Der junge Kroate brach vor der Bar bewusstlos zusammen. Während C. nach Hause ging und seelenruhig einschlief, kämpften Rettungskräfte um das Leben des 24-Jährigen. Der massive Blutverlust führte zum Herzstillstand.

Reanimation und 46 Blutkonserven

Reanimation über einen Zeitraum von etwa 50 Minuten. Dann Not-OP mit insgesamt 46 Blutkonserven. Tagelang schwebte er in Lebensgefahr. Bis heute leidet Ivan L. massiv unter den Folgen der Stich-Attacke.

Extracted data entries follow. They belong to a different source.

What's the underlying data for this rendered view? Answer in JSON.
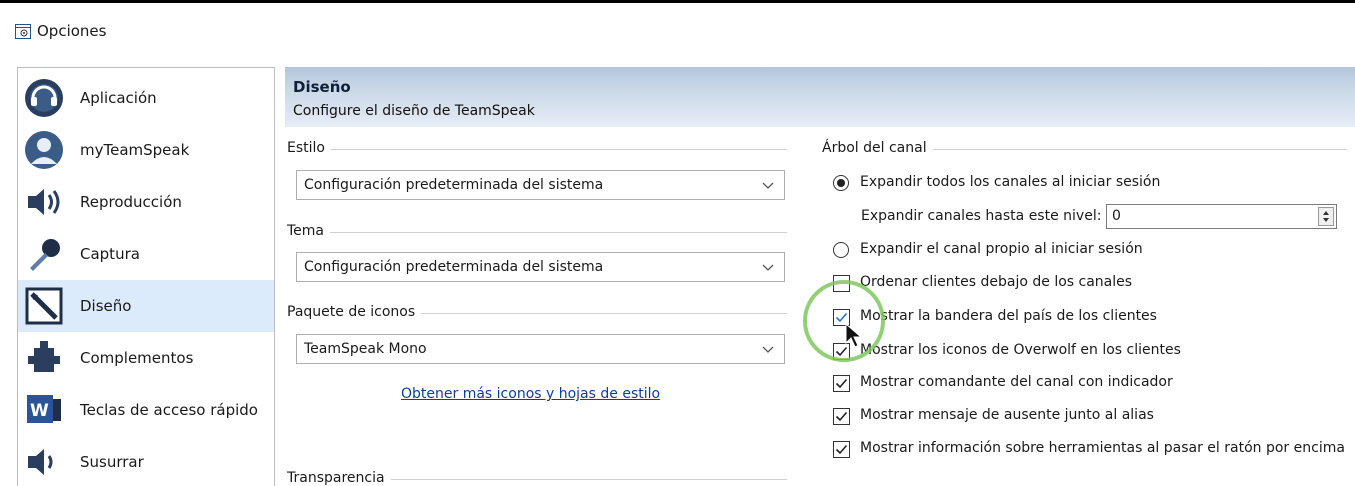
{
  "window": {
    "title": "Opciones"
  },
  "sidebar": {
    "items": [
      {
        "label": "Aplicación",
        "icon": "application-icon",
        "selected": false
      },
      {
        "label": "myTeamSpeak",
        "icon": "user-avatar-icon",
        "selected": false
      },
      {
        "label": "Reproducción",
        "icon": "speaker-icon",
        "selected": false
      },
      {
        "label": "Captura",
        "icon": "microphone-icon",
        "selected": false
      },
      {
        "label": "Diseño",
        "icon": "design-pencil-icon",
        "selected": true
      },
      {
        "label": "Complementos",
        "icon": "puzzle-plugin-icon",
        "selected": false
      },
      {
        "label": "Teclas de acceso rápido",
        "icon": "hotkey-keyboard-icon",
        "selected": false
      },
      {
        "label": "Susurrar",
        "icon": "whisper-speaker-icon",
        "selected": false
      }
    ]
  },
  "header": {
    "title": "Diseño",
    "subtitle": "Configure el diseño de TeamSpeak"
  },
  "left": {
    "style_label": "Estilo",
    "style_value": "Configuración predeterminada del sistema",
    "theme_label": "Tema",
    "theme_value": "Configuración predeterminada del sistema",
    "icons_label": "Paquete de iconos",
    "icons_value": "TeamSpeak Mono",
    "more_link": "Obtener más iconos y hojas de estilo",
    "transparency_label": "Transparencia"
  },
  "right": {
    "group_label": "Árbol del canal",
    "radio_expand_all": "Expandir todos los canales al iniciar sesión",
    "expand_level_label": "Expandir canales hasta este nivel:",
    "expand_level_value": "0",
    "radio_expand_own": "Expandir el canal propio al iniciar sesión",
    "checks": [
      {
        "label": "Ordenar clientes debajo de los canales",
        "checked": false
      },
      {
        "label": "Mostrar la bandera del país de los clientes",
        "checked": true
      },
      {
        "label": "Mostrar los iconos de Overwolf en los clientes",
        "checked": true
      },
      {
        "label": "Mostrar comandante del canal con indicador",
        "checked": true
      },
      {
        "label": "Mostrar mensaje de ausente junto al alias",
        "checked": true
      },
      {
        "label": "Mostrar información sobre herramientas al pasar el ratón por encima",
        "checked": true
      }
    ]
  },
  "colors": {
    "selected_bg": "#dcebfb",
    "header_gradient_top": "#b3c6dc",
    "link": "#0b3d9e",
    "highlight_ring": "#7ec85c"
  }
}
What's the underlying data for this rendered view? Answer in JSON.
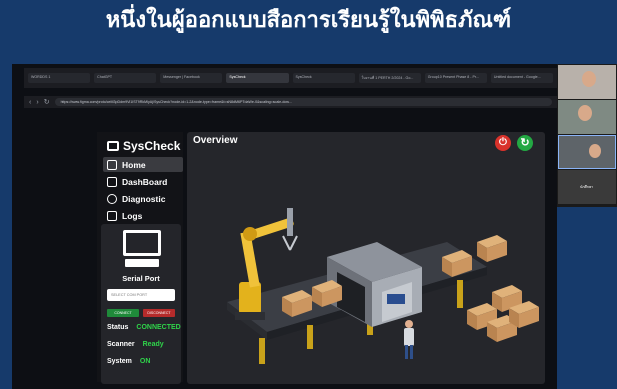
{
  "slide": {
    "title": "หนึ่งในผู้ออกแบบสือการเรียนรู้ในพิพิธภัณฑ์"
  },
  "browser": {
    "tabs": [
      "WORDDS 1",
      "ChatGPT",
      "Messenger | Facebook",
      "SysCheck",
      "SysCheck",
      "ใบงานที่ 1 PERTH 2/2024 - Go...",
      "Group10 Present Phase 8 - Pr...",
      "Untitled document - Google..."
    ],
    "active_tab": 3,
    "url": "https://www.figma.com/proto/ceM3pDdm9Vi1IST9RkMlyAj/SysCheck?node-id=1-2&node-type=frame&t=sN8dM6PTdaWe-0&scaling=scale-dow..."
  },
  "app": {
    "brand": "SysCheck",
    "menu": [
      {
        "label": "Home",
        "icon": "home-icon",
        "active": true
      },
      {
        "label": "DashBoard",
        "icon": "dashboard-icon",
        "active": false
      },
      {
        "label": "Diagnostic",
        "icon": "diagnostic-icon",
        "active": false
      },
      {
        "label": "Logs",
        "icon": "logs-icon",
        "active": false
      }
    ],
    "serial": {
      "title": "Serial Port",
      "select_placeholder": "SELECT COM PORT",
      "connect_label": "CONNECT",
      "disconnect_label": "DISCONNECT",
      "status_key": "Status",
      "status_value": "CONNECTED",
      "scanner_key": "Scanner",
      "scanner_value": "Ready",
      "system_key": "System",
      "system_value": "ON"
    },
    "main": {
      "title": "Overview"
    }
  },
  "call": {
    "participants": [
      {
        "name": ""
      },
      {
        "name": ""
      },
      {
        "name": ""
      },
      {
        "name": "นักศึกษา"
      }
    ]
  },
  "colors": {
    "slide_bg": "#163a6b",
    "accent_green": "#2fd34a",
    "power_red": "#d9322b",
    "refresh_green": "#23a843"
  }
}
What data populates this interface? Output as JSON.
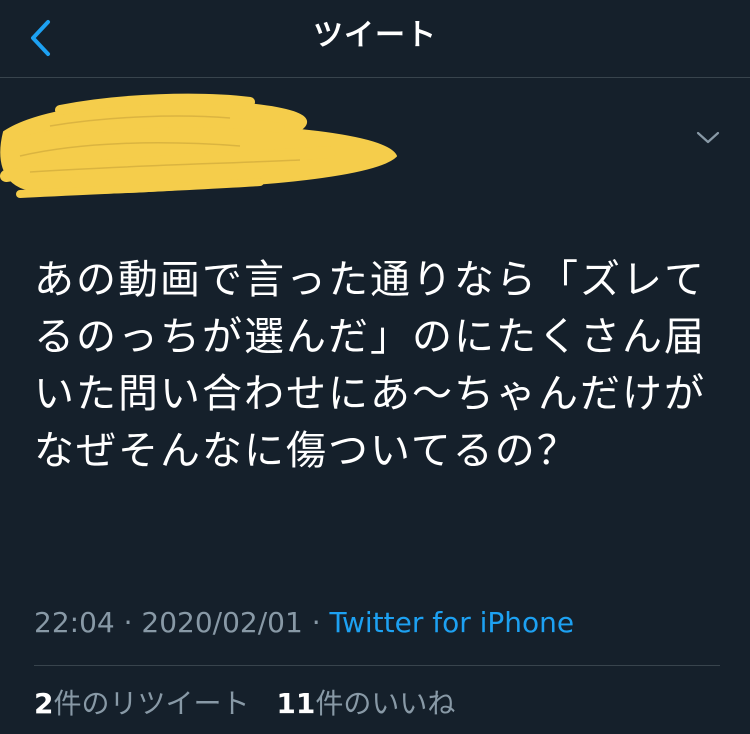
{
  "header": {
    "title": "ツイート"
  },
  "tweet": {
    "text": "あの動画で言った通りなら「ズレてるのっちが選んだ」のにたくさん届いた問い合わせにあ〜ちゃんだけがなぜそんなに傷ついてるの？",
    "time": "22:04",
    "separator": " · ",
    "date": "2020/02/01",
    "source": "Twitter for iPhone"
  },
  "stats": {
    "retweet_count": "2",
    "retweet_label": "件のリツイート",
    "like_count": "11",
    "like_label": "件のいいね"
  },
  "colors": {
    "background": "#15202b",
    "accent": "#1da1f2",
    "secondary_text": "#8899a6",
    "redaction": "#f5cd4b"
  },
  "icons": {
    "back": "chevron-left-icon",
    "more": "chevron-down-icon"
  }
}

Sein Anwalt: „Er ist derzeit auf einen Rollstuhl angewiesen.“

C. stellte es nun als Notwehr dar: „Draußen waren mehrere Leute.“ Sie hätten ihn „verbal angemacht“. Es habe erst eine Schubserei gegeben. „Dann waren mehrere gegen mich.“

Version von C.: „Ich wurde getreten und fiel, wollte wegkrabbeln, es ging alles wahnsinnig schnell.“ Am Boden habe er etwas in die Hand bekommen – „ich wollte mich schützen, machte eine Bewegung nach vorn, traf irgendwen, ich war alkoholisiert“.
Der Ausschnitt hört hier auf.